The next day, Ackerman walked the half mile back to the parking spot, only to find her car absolutely buried.
“I called my mom and told her all the other cars have only a foot of snow on them,’’ she said, adding that at first she assumed a plow must have been responsible.
“It didn’t hit me for a few minutes. And then I called my mom and said ‘I think I pissed somebody off.’’’
Ackerman said the whole incident has had her laughing more than anything else.
“I was kind of confused at first. But then I laughed about it,’’ she said. “I just had to dig it out and move on.
It took Ackerman three and a half hours to free her car from the spot.
Ten days later, Ackerman was on Facebook and she saw Boston.com’s story.
“I said ‘Oh my god that’s my car’ – and then I decided I needed to reach out – to apologize,’’ she said.
“I wanted to offer a sincere apology. I’m sure it ruined his day, too,’’ she said. “And the whole thing is really just funny.
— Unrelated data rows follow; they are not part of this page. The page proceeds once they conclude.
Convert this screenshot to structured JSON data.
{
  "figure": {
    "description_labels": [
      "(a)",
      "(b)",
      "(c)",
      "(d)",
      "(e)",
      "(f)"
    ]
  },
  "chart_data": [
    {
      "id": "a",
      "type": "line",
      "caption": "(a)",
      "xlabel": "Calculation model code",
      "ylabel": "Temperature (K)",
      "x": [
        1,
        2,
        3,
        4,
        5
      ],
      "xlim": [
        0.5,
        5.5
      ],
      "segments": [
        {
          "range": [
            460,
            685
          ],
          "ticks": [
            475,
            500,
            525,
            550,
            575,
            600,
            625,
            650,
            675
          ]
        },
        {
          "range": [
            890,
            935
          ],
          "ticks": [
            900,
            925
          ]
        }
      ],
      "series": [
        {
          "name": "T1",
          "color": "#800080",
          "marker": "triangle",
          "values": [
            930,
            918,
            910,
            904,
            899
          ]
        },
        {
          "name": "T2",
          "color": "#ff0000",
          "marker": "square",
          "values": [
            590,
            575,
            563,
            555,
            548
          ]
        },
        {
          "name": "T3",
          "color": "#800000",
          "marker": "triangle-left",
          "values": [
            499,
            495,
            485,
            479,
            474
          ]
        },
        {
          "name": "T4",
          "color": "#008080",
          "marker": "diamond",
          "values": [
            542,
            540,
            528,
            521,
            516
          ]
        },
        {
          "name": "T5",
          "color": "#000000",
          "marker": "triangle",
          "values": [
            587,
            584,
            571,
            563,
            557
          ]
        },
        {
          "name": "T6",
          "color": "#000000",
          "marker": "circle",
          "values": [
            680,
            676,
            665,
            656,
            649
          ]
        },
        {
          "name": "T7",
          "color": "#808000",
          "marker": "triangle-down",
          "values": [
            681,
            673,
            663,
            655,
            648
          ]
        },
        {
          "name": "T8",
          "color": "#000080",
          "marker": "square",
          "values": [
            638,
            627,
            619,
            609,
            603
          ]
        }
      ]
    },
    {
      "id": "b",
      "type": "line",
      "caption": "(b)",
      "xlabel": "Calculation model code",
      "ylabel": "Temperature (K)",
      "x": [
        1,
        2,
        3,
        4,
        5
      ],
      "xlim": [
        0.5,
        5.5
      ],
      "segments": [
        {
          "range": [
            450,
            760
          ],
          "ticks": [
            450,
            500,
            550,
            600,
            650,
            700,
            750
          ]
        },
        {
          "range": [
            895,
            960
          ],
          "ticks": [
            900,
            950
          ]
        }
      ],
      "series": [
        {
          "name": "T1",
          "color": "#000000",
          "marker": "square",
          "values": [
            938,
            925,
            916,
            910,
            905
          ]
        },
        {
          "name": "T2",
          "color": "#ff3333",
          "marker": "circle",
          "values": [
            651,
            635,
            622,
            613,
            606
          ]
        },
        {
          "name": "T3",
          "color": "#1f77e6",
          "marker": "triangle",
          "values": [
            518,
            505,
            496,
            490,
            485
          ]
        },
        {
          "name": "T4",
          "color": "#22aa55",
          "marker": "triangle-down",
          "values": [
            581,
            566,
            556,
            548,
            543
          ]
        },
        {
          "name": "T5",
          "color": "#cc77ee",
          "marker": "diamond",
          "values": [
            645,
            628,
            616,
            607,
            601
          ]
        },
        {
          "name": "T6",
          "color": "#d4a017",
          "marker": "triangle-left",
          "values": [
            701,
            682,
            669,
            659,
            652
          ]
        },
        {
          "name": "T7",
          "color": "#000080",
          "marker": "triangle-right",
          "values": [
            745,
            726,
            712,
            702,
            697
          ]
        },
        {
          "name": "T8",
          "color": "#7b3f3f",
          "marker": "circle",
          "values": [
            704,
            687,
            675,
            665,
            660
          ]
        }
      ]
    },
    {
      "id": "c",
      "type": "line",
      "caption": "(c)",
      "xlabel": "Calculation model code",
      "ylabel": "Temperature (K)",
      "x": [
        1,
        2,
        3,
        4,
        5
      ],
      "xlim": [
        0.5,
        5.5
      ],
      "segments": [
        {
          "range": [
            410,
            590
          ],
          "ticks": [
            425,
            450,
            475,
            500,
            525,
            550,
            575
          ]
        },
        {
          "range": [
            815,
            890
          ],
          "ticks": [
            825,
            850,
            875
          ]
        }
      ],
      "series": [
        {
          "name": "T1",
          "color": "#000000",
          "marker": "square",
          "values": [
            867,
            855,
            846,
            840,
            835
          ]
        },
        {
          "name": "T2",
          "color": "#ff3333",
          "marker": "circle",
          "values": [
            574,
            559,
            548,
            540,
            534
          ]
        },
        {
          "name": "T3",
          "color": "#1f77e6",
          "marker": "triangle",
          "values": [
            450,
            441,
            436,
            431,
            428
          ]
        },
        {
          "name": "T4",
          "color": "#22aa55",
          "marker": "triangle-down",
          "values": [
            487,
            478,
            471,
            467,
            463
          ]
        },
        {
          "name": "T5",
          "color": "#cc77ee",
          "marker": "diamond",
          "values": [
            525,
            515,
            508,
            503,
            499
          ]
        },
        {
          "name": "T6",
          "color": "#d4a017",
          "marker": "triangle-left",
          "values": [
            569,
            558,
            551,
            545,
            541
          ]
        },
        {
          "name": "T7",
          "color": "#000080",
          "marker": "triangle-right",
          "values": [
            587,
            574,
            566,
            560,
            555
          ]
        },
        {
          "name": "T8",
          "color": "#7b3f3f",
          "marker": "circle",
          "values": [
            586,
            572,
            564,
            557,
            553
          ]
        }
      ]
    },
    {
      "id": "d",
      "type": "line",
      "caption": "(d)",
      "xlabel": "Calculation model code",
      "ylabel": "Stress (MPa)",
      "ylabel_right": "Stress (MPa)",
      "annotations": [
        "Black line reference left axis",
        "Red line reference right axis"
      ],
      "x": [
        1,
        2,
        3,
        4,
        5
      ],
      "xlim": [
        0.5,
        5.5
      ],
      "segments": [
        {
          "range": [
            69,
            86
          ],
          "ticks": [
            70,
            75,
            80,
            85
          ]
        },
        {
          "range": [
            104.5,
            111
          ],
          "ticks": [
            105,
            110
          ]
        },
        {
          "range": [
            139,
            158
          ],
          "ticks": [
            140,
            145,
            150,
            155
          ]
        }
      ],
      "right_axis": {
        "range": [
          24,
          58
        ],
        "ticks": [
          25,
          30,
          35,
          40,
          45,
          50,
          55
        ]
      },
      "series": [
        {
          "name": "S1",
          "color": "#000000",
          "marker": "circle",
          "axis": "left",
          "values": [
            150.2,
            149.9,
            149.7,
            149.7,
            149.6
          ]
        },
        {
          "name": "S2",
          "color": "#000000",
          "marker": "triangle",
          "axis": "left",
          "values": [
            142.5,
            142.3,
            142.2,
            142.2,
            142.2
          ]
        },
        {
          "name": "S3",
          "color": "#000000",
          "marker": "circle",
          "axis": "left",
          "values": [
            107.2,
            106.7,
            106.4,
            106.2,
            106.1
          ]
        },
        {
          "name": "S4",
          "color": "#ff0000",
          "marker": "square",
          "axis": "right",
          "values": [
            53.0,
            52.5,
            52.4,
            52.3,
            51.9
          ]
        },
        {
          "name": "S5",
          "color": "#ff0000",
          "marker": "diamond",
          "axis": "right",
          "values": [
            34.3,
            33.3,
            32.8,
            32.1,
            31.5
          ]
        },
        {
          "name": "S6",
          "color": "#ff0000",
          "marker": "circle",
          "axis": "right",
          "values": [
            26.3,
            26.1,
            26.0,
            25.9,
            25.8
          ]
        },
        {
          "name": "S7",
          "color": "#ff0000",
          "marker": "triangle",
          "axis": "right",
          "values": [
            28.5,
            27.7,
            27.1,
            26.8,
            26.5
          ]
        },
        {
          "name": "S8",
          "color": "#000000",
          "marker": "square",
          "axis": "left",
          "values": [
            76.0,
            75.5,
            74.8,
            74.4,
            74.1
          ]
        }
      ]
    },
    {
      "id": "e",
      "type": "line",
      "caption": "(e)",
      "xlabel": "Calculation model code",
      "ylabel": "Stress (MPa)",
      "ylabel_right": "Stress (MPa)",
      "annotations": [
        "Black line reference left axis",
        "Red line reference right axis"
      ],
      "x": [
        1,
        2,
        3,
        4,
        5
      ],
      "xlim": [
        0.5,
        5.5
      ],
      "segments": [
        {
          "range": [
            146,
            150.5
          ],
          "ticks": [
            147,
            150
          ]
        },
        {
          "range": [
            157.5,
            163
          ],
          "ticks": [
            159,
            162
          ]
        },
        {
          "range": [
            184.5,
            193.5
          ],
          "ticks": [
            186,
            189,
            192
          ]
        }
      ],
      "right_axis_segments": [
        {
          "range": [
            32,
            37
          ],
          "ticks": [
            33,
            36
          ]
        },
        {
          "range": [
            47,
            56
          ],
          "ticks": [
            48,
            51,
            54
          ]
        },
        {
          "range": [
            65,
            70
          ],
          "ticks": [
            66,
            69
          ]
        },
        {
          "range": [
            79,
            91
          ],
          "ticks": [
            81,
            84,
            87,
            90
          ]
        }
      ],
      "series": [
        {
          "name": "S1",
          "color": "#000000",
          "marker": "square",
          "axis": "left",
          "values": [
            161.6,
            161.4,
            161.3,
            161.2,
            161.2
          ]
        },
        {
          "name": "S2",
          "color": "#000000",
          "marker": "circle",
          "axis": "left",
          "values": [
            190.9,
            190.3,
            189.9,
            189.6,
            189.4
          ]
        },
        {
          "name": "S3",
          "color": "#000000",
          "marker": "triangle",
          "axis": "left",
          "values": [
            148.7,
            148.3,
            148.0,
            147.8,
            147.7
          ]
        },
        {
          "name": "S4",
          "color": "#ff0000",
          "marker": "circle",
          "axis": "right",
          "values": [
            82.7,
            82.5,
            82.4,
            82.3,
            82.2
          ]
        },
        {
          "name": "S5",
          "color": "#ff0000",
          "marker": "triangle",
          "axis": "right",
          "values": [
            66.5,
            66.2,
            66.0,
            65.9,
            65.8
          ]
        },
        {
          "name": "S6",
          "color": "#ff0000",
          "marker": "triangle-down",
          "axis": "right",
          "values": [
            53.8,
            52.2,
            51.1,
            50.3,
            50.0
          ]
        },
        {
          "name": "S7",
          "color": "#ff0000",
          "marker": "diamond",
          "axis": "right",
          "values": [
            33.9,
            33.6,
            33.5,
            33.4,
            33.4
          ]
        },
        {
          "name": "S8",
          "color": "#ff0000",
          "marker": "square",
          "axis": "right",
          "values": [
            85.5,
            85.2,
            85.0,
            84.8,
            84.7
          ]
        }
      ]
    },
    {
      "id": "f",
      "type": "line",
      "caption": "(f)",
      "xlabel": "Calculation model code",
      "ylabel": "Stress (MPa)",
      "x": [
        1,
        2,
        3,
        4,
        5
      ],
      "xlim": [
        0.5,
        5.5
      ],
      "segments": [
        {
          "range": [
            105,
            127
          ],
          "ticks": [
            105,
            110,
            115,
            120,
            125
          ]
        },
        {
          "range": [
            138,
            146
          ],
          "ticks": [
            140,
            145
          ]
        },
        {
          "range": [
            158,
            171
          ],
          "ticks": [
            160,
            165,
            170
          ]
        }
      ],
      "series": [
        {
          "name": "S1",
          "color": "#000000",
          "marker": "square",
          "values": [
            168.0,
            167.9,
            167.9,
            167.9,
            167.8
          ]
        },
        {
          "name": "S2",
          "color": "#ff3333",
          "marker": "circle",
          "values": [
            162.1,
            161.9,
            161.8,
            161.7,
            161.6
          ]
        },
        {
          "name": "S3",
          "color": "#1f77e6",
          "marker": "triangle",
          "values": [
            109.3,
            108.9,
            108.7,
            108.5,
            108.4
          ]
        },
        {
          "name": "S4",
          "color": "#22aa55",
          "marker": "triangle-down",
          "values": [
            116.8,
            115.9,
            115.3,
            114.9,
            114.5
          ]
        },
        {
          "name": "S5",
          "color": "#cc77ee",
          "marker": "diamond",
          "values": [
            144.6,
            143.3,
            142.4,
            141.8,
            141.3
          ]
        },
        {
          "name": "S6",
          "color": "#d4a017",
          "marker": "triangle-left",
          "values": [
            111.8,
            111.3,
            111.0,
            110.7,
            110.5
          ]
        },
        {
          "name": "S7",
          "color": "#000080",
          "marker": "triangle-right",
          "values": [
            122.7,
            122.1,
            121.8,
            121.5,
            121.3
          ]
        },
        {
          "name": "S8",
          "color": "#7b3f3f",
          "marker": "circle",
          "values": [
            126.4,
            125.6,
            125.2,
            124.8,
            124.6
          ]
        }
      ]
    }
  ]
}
I’ve been giggling about it for hours now.’’
The Uber driver who buried Ackerman’s car asked that his name not be released, for fear of punishment for his “crime.’’ But he told Boston.com he accepts Ackerman’s apology.
“As far as I’m concerned, as soon as I finished shoveling the snow back in, everything was right with the world,’’ he said. “It’s good we’re both able to sit back and laugh about it.’’
Ackerman is moving to the South End tomorrow, where space savers are banned but still very much used.